En mi casa, que no es tan grande para tantos estábamos,  mi abuelo Juan y mi abuela María, mis padres, mi tito Amador, que aún vivía con nosotros, mi tito Juan,  mi tita Carmen, mi primo de camino y por supuesto mi hermano y yo.

En Almería acababan de hacer un residencial al final de la Rambla , cuando la Rambla era una rambla, al que le pusieron de nombre Oliveros. Unos edificios muy altos enfrente de la playa.

En los bajos, además de comercios una cafetería.

Conforme la casa se iba haciendo más pequeña con el paso de las horas, alguien dijo de ir a tomarse un chocolate con churros a esa cafetería que habían abierto hacía poco.

Así que allí nos fuimos todos y eso mismo debieron de pensar todos los almerienses, porque cuando llegamos no había ni sitio en la barra.

Recuerdo a mi abuelo protestando, que era mucho de poner las cosas graves y los demás agobiándonos porque habíamos ido hasta allí y resultaba que no había mesa y habíamos armado la que habíamos armado para salir de casa para nada. Todo esto con carrillo de bebé incluido.
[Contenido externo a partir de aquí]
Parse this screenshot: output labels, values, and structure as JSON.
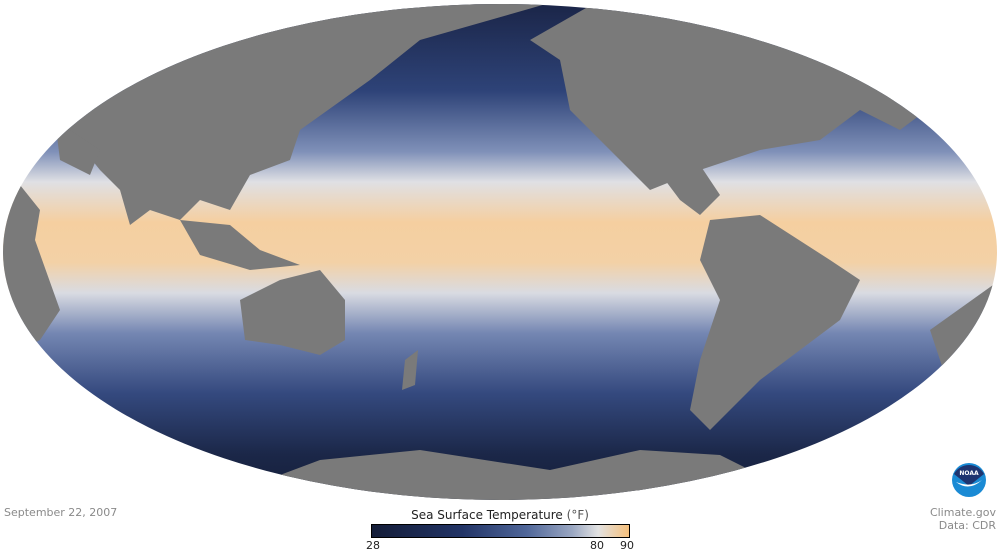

Al final creo que lo solucionamos llevándonos a casa los churros de allí o de alguna cafetería cercana. Ni siquiera recuerdo bien eso.

Desde entonces, son raras las vacaciones en las que en algún momento, no vamos a algún lado a tomarnos unos churros, o nos los llevamos para casa de mis tíos que preparan el chocolate, y les sale mucho más rico. En mi familia a parte de pegajosos también somos, debo de admitirlo, un poco okupas y acoplados.

Tardé muchos años en averiguar que lo que nosotros llamábamos churros, en realidad son porras. Y fue aquí en Madrid y me llevé un gran chasco. Aquellos churros, que sabían a churros  y que no eran como los míos de siempre, me trajeron la nostalgia de muchos años. De muchas vacaciones. De mucha familia. El único consuelo, es que me los merendé, mientras formaba otra.

Lo que no intento saber nunca, es la verdad de aquella tarde. Prefiero dejarla así. Prefiero que estemos todos. Que armásemos aquel lío para unos churros, que se llaman porras y que aquellas horas sean el reflejo de nosotros, porque así es como somos… Haciendo líos de cualquier cosa.

Prefiero eso a confirmar que probablemente, lo más seguro, es que solo estuviésemos mis padres, mi abuelo y yo.